Сегодня четырнадцатое сентября. Через три месяца и четырнадцать дней мне исполнится двадцать один год. В записях моих твердость.
Получили подкрепление. В основном все после лечения в госпиталях и частично новобранцы. С утра и до ночи занимаюсь с ними боевой подготовкой.
Пришло письмо от Маро. Она пишет:
«Дай знать о себе. Где ты? Если сейчас в боях, черкни заметку для нашей газеты. Многие так делают».
Я про себя засмеялся. Вина, конечно, моя. Ни разу ведь не сообщал, что денно и нощно в боях. Не хотелось тревожить домашних. И все же я написал Маро:
«В боях я участвую. Повидал многое, и горестей, и радости. Теперь мы каждый день продвигаемся вперед, уже завершаем освобождение Латвии. Передо мной Рига. Ведем бои за нее. Со здоровьем все прекрасно. Здоровье мое отличное.
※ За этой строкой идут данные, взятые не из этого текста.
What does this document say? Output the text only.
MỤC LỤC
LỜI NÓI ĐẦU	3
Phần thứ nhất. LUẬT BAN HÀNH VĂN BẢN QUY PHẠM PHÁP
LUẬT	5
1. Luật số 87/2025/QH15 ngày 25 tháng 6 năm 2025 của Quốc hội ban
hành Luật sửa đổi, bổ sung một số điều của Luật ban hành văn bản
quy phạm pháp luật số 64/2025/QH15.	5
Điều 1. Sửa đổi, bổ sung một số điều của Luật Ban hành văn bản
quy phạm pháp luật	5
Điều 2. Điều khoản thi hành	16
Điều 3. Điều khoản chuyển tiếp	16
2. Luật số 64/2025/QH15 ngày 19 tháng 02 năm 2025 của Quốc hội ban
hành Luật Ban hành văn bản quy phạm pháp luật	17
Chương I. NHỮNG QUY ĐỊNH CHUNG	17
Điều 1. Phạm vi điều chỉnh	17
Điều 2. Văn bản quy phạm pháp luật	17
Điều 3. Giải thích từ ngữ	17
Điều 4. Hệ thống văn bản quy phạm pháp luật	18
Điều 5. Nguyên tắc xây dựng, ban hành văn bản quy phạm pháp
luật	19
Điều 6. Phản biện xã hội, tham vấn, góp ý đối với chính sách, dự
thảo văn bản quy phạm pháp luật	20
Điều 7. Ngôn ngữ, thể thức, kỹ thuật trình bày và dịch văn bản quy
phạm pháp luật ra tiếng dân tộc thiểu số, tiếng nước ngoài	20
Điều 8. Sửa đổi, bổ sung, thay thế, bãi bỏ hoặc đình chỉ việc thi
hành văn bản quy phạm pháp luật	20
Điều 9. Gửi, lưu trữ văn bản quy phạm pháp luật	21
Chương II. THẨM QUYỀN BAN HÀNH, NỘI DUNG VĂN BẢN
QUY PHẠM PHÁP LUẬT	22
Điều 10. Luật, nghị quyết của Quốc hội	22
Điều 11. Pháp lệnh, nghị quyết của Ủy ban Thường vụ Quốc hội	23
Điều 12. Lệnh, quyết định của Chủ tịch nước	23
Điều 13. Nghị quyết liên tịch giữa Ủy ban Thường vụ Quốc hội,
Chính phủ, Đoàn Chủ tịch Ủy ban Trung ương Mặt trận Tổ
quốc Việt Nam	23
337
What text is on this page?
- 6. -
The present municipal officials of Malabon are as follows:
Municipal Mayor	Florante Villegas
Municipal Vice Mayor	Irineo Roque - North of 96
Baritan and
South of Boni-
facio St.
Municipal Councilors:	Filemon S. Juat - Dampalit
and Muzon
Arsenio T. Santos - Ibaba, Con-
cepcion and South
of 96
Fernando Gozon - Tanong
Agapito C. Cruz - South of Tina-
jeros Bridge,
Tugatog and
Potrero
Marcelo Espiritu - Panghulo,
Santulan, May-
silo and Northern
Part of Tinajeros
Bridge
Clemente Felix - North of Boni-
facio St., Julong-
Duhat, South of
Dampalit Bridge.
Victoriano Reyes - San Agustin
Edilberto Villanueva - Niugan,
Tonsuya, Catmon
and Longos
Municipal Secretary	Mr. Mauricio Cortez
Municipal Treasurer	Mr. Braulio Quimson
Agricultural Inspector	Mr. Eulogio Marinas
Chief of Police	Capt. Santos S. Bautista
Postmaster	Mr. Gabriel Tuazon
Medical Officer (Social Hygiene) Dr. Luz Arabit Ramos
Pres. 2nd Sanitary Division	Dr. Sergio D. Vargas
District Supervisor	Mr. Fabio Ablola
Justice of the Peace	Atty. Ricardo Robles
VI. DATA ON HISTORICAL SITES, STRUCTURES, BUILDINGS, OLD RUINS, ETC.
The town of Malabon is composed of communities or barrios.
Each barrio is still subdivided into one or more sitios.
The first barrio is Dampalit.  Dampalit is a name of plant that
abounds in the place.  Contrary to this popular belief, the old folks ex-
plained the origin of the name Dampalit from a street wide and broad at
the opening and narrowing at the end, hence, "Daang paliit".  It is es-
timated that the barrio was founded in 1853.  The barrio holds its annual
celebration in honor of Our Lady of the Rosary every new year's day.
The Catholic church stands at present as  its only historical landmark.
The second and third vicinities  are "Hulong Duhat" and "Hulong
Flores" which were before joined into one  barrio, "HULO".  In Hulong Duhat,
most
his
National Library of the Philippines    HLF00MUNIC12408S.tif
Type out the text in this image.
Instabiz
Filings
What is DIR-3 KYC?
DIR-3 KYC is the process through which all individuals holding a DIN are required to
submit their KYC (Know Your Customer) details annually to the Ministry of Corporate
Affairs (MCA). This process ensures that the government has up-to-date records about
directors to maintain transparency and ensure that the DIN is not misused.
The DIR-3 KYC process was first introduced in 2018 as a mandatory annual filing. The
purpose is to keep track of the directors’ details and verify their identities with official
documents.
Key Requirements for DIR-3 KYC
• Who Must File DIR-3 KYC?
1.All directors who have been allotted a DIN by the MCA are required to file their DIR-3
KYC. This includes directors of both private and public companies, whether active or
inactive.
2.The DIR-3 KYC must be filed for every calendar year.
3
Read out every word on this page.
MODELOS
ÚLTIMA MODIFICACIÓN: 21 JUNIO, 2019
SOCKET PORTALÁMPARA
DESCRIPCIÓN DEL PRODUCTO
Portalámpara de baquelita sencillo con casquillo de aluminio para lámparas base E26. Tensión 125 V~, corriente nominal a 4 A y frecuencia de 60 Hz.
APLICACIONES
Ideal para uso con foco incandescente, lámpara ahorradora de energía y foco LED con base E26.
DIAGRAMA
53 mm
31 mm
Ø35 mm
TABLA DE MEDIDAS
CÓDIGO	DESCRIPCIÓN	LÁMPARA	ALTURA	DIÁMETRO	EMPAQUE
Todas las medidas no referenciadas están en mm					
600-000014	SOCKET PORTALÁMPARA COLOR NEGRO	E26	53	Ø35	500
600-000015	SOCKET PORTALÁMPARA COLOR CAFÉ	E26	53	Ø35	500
Я крепок как дуб».
Вот какое письмо я написал Маро.
А на следующий день написал еще одно.
«Не жди меня, Маро. Во мне все сгорело. Только одно чувство живо еще в душе, то, что в бой толкает. Осталась одна цель — воевать. Если бы я вдруг перестал быть солдатом Родины, я перестал бы быть человеком. А я, как бы то ни было, хочу оставаться человеком. Забудь меня и больше не пиши, не хочу я получать письма. Хочу быть один. Я солдат. И мне сейчас не нужно ничего из того, что связано с тоской, песней и прочими подобными вещами. Я стараюсь забыть обо всем».
И еще я написал матери:
«Я еще жив. Одна моя забота — это вы. Хотя в ваших письмах вы ничего не пишете о том, как вам живется, я понимаю, как вам трудно и с деньгами, и с одеждой, и с обувью. И ничем-то я не могу вам помочь. Деньги по моему аттестату не очень многое вам дают, но что делать? Одно скажу: долго вы терпели, осталось меньше. Кончится война, скоро мы победим врага. Близится наш последний сокрушающий удар, и все тогда станет на место. У сестер, наверное, нет обуви, не в чем в школу ходить. Ничего. Пока сухо, пусть бегают босиком, а на зиму постарайтесь раздобыть трехи [11] . Положение здешних жителей в тысячу раз труднее вашего. У них не то что хлеба — и жилья-то нет. Фашисты все разрушили. Всей стране сейчас тяжело. Здесь люди уже начали восстанавливать свои дома, села, города. Вчера я видел, как латыш-крестьянин сеял пшеницу. Зерно на семена и на хлеб они получают из глубинных районов страны. Держитесь, мои родные, скоро конец гитлеровской Германии».
11
Трехи — самодельная обувь из сыромятной кожи, род лаптей.
И еще написал:
«…много километров прошли мы с боями, много освободили сел и городов. И как-то, в дни жарких боев, судьба свела меня с моим бывшим учеником из Хнацаха, с Мовсесом Погосяном. Очень радостной была для меня эта встреча. Парень стал отличным воином. Недавно я выслал вам шестьсот рублей. И еще фотокарточку, где я сфотографирован с группой товарищей-фронтовиков…»
Эти два письма были, наверно, самыми подробными и длинными из всех, что я писал с фронта. Обычно черкнешь две-три строчки: жив, мол, и здоров, и адрес. Милая моя мама, милая Маро думают, что я еще и войны не видал, и ранен не был. И может, даже стыдились за меня перед соседями, друзьями. Но ничего, зато на душе у них было чуть спокойнее.